Hunterian awarded £200,000 from Art Fund’s Moving Image Fund

Published: 30 November 2017

The Hunterian at the University of Glasgow has been awarded £200,000 from the Art Fund’s Moving Image Fund, which helps museums build their collections of artists’ film and video.

The Hunterian at the University of Glasgow has been awarded £200,000 from the Art Fund’s Moving Image Fund, which helps museums build their collections of artists’ film and video.

The Moving Image Fund is specifically designed to help museums and galleries across the UK collect and share with audiences the work of contemporary artists working with digital media, video and film.

Stephen Deuchar, Art Fund Director, said:

“Our Moving Image Fund is helping UK museums and galleries to acquire important works in film and video, giving more people access to this increasingly important medium. We thank the generous supporters who have made this possible, and look forward to seeing what The Hunterian acquires.”

Other organisations to benefit from the fund include Bristol Museum and Art Gallery, Towner Art Gallery, Eastbourne, and the Whitworth, Manchester.

Steph Scholten, Director of The Hunterian said:

“The Hunterian is delighted to be among the organisations supported by the Moving Image Fund. We are extremely grateful to the Art Fund and its partners for this award which will allow us to expand our world-class collections and further deepen our engagement with contemporary art.”

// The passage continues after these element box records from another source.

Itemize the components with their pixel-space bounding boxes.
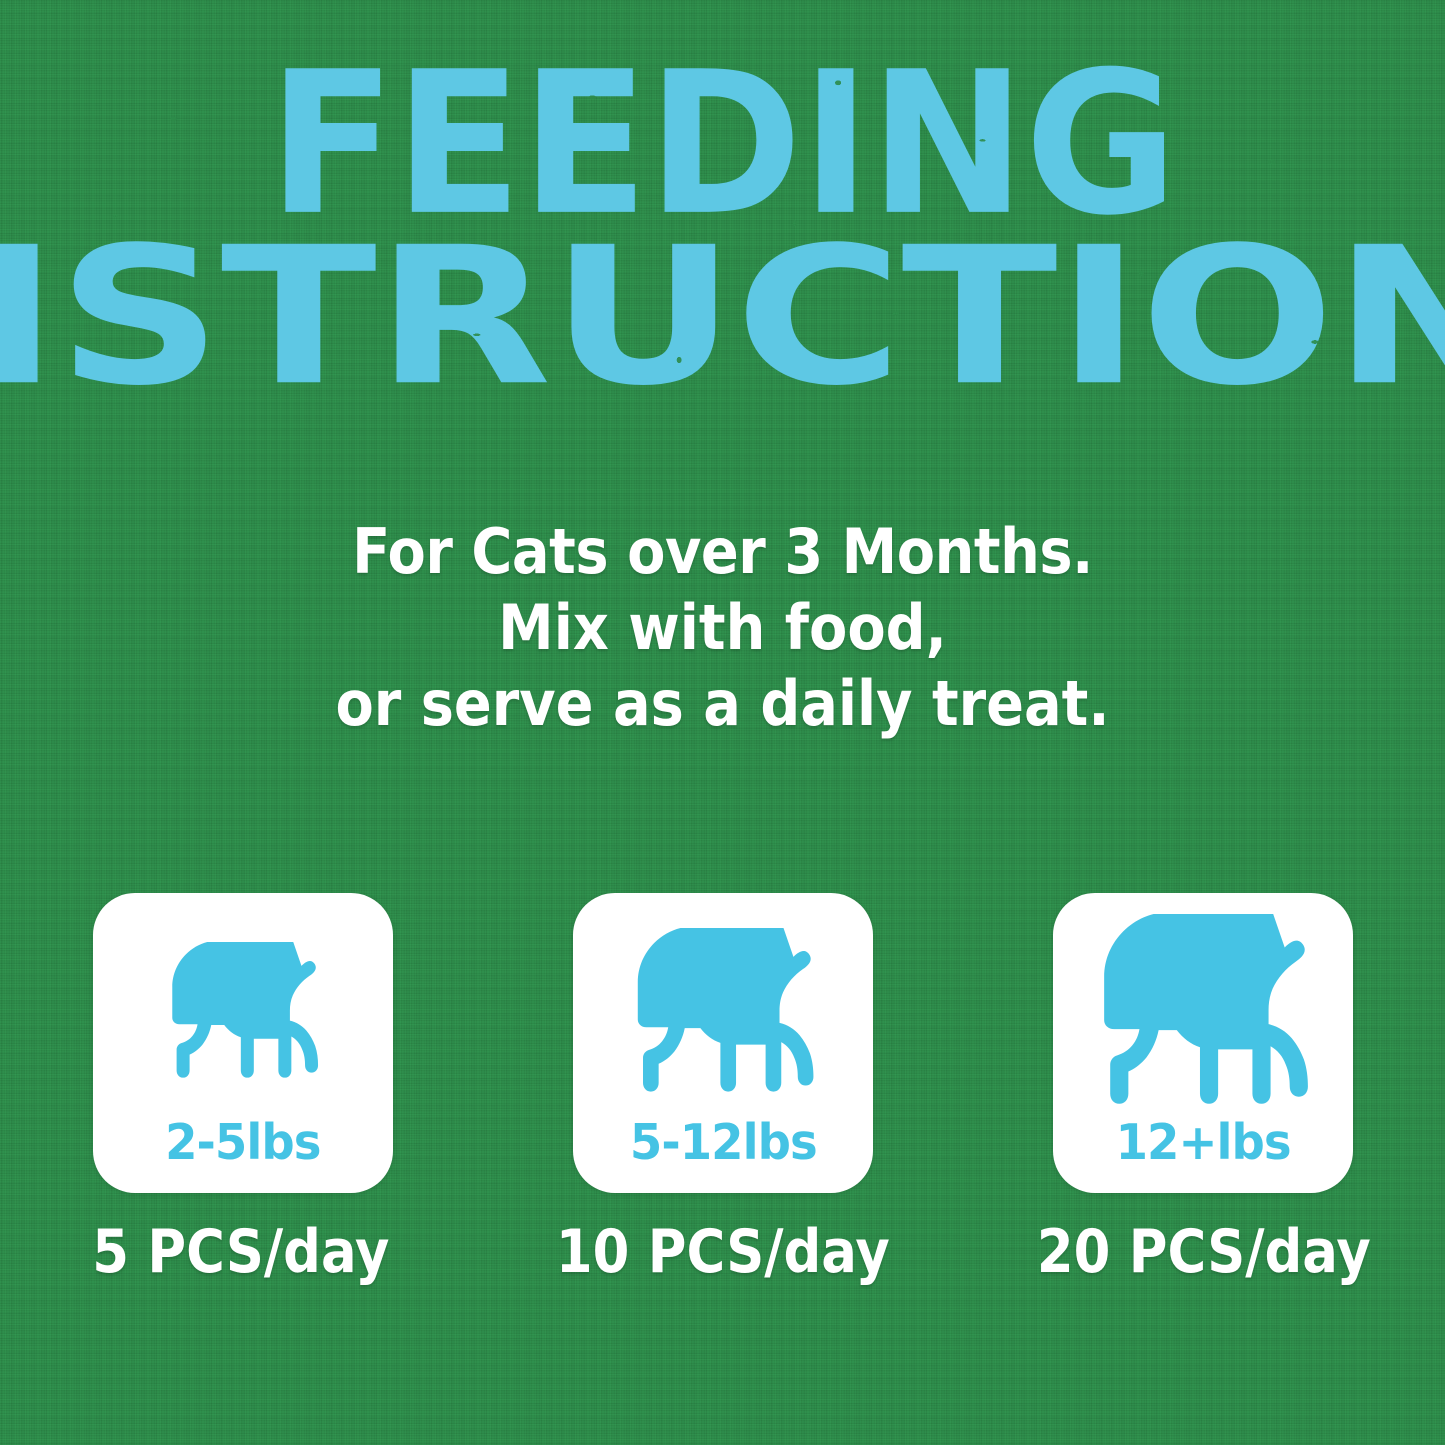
subtitle-line-age: For Cats over 3 Months.: [72, 520, 1373, 583]
weight-cards-row: 2-5lbs 5-12lbs 12+lbs: [93, 893, 1353, 1193]
cat-icon-wrap: [573, 893, 873, 1131]
cat-silhouette-icon: [1087, 914, 1319, 1110]
cat-icon-wrap: [93, 893, 393, 1131]
headline-line-instructions: INSTRUCTIONS: [0, 230, 1445, 405]
subtitle-line-mix: Mix with food,: [72, 596, 1373, 659]
cat-icon-wrap: [1053, 893, 1353, 1131]
poster-content: FEEDING INSTRUCTIONS For Cats over 3 Mon…: [0, 0, 1445, 1445]
dosage-label-small: 5 PCS/day: [29, 1222, 453, 1302]
weight-card-large: 12+lbs: [1053, 893, 1353, 1193]
dosage-row: 5 PCS/day 10 PCS/day 20 PCS/day: [0, 1222, 1445, 1302]
weight-card-medium: 5-12lbs: [573, 893, 873, 1193]
page-title: FEEDING INSTRUCTIONS: [0, 54, 1445, 392]
subtitle-block: For Cats over 3 Months. Mix with food, o…: [0, 520, 1445, 736]
cat-silhouette-icon: [160, 942, 326, 1082]
dosage-label-large: 20 PCS/day: [992, 1222, 1416, 1302]
cat-silhouette-icon: [623, 928, 823, 1097]
weight-label: 5-12lbs: [630, 1118, 817, 1167]
subtitle-line-treat: or serve as a daily treat.: [72, 672, 1373, 735]
weight-label: 2-5lbs: [165, 1118, 320, 1167]
dosage-label-medium: 10 PCS/day: [511, 1222, 935, 1302]
weight-label: 12+lbs: [1115, 1118, 1290, 1167]
weight-card-small: 2-5lbs: [93, 893, 393, 1193]
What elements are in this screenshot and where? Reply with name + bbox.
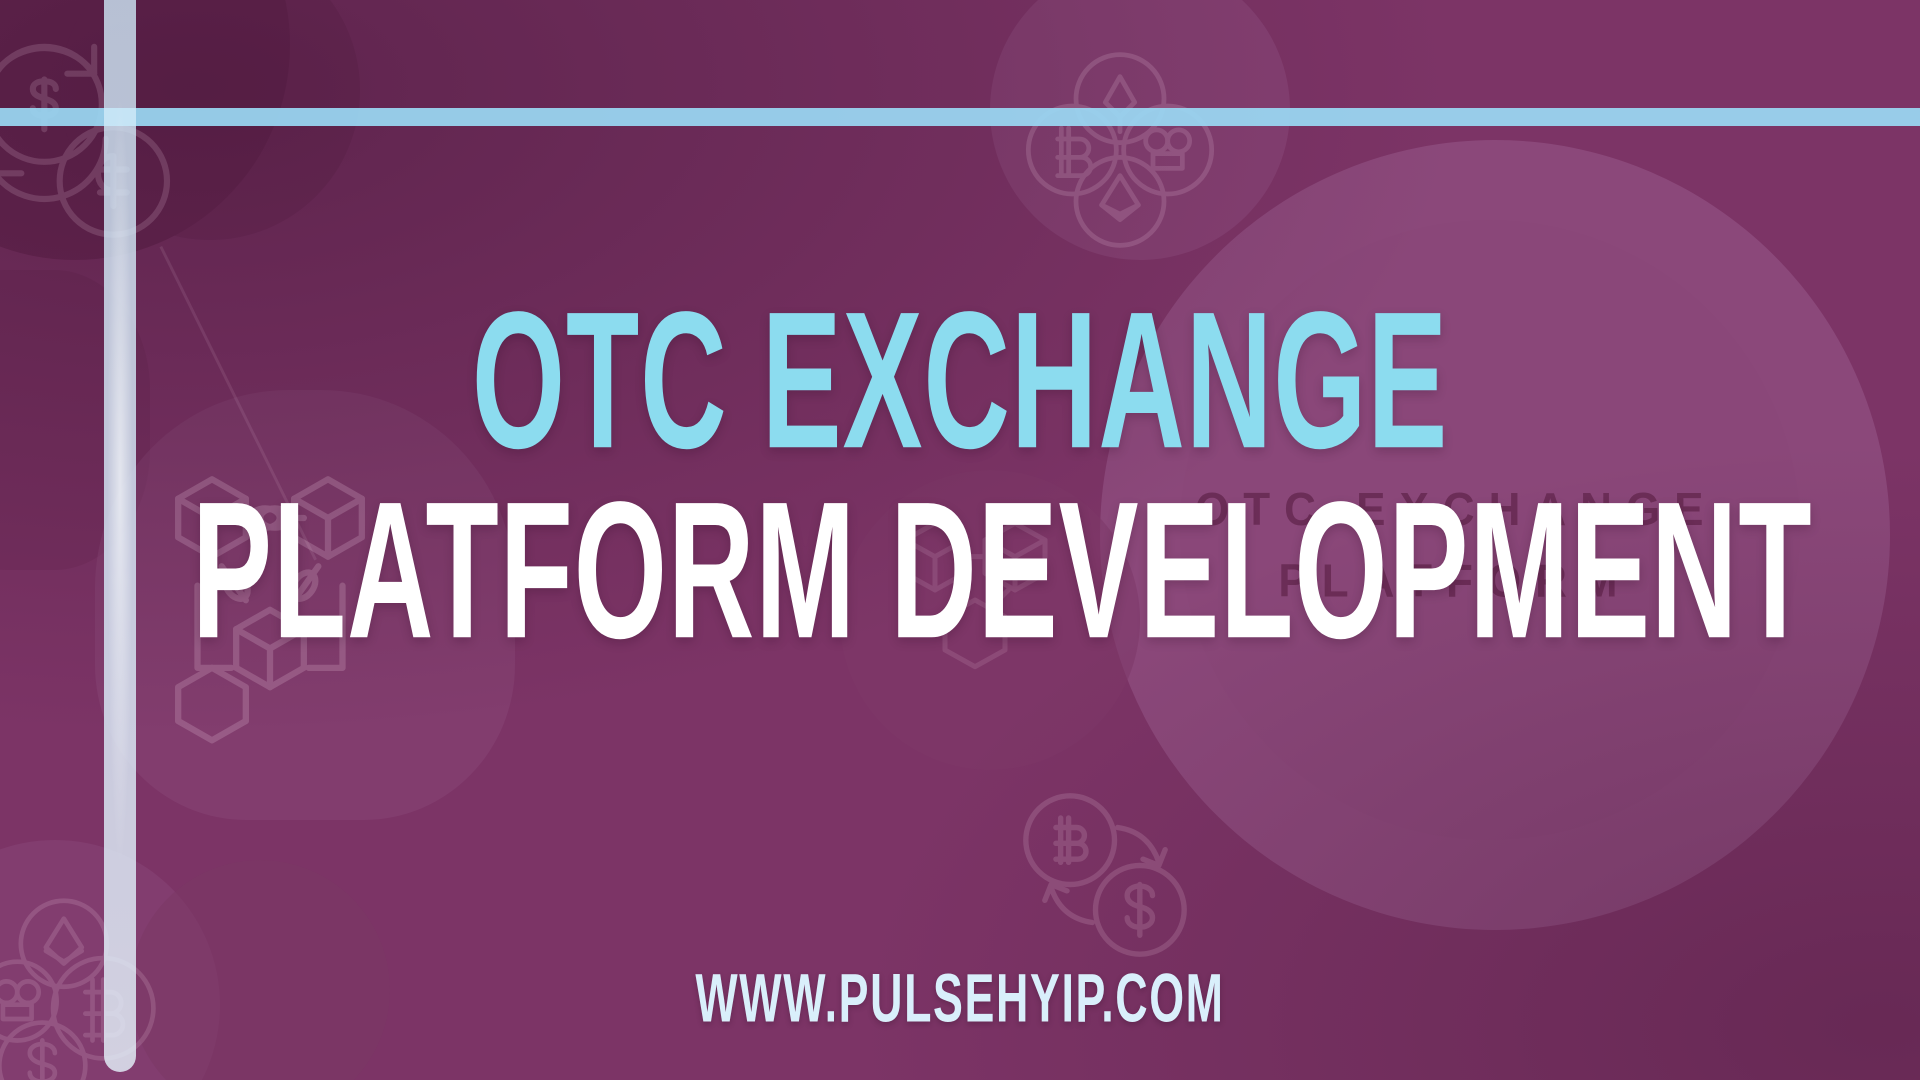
otc-exchange-banner: OTC EXCHANGE PLATFORM OTC EXCHANGE PLATF… bbox=[0, 0, 1920, 1080]
website-url[interactable]: WWW.PULSEHYIP.COM bbox=[192, 958, 1728, 1037]
headline-line-secondary: PLATFORM DEVELOPMENT bbox=[192, 480, 1728, 659]
horizontal-accent-line bbox=[0, 108, 1920, 126]
crypto-coin-cluster-icon bbox=[1010, 40, 1230, 260]
crypto-coin-cluster-icon bbox=[0, 890, 200, 1080]
headline-line-primary: OTC EXCHANGE bbox=[192, 290, 1728, 469]
currency-exchange-icon bbox=[0, 20, 190, 250]
bitcoin-dollar-swap-icon bbox=[1010, 780, 1200, 970]
headline: OTC EXCHANGE PLATFORM DEVELOPMENT bbox=[0, 290, 1920, 618]
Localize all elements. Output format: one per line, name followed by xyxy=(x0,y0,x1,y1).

Dr Dominic Paterson, Curator of Contemporary Art at The Hunterian said:

“The support of the Moving Image Fund will be really transformative for The Hunterian’s ability to collect contemporary art and to share artworks of the highest quality with our audiences. The fact that we will also be able to commission a new moving image work in partnership with Film and Video Umbrella as part of this award makes it especially exciting. I’m so pleased to have been given this opportunity by Art Fund.”

The Hunterian is home to one of the most distinguished public art collections in Scotland. Although best known for its Whistler and Mackintosh collections, it has developed an important collection of works by leading contemporary artists including Lucy Skaer, Ilana Halperin, Mat Collishaw, Mark Dion and Christine Borland.

Works acquired to date through the Moving Image Fund include: Isaac Julien’s Ten Thousand Waves (2010) jointly acquired by Towner Art Gallery and the Whitworth and Omer Fast’s 5,000 Feet is Best (2011) jointly acquired by Towner Art Gallery and IWM.

Further Information

About Moving Image Fund
Launched in 2015, the Moving Image Fund is a scheme conceived by the Art Fund in partnership with Thomas Dane Gallery to respond to the challenges faced by UK museums in building their collections of moving image works. As artists’ use of digital media, video and film continues to increase, so does the desire of museums and galleries to reflect this growing body of work in their collections and to share it with the public. In the current climate, museums and galleries struggle to raise funds for new acquisitions of any kind, of which artists’ film and video pose an even greater challenge as they are expensive to produce and technically complex to exhibit. The Moving Image Fund addresses this growing need by empowering museums to secure impactful and relevant works.

Art Fund 
Art Fund is the national fundraising charity for art. In the past five years alone Art Fund has given £34 million to help museums and galleries acquire works of art for their collections. Art Fund is independently funded, with the core of its income provided by 123,000 members who receive the National Art Pass and enjoy free entry to over 240 museums, galleries and historic places across the UK, as well as 50% off entry to major exhibitions and subscription to Art Quarterly magazine. In addition to grant giving, Art Fund’s support to museums includes Art Fund Museum of the Year (won by The Hepworth Wakefield in 2017) and a range of digital platforms.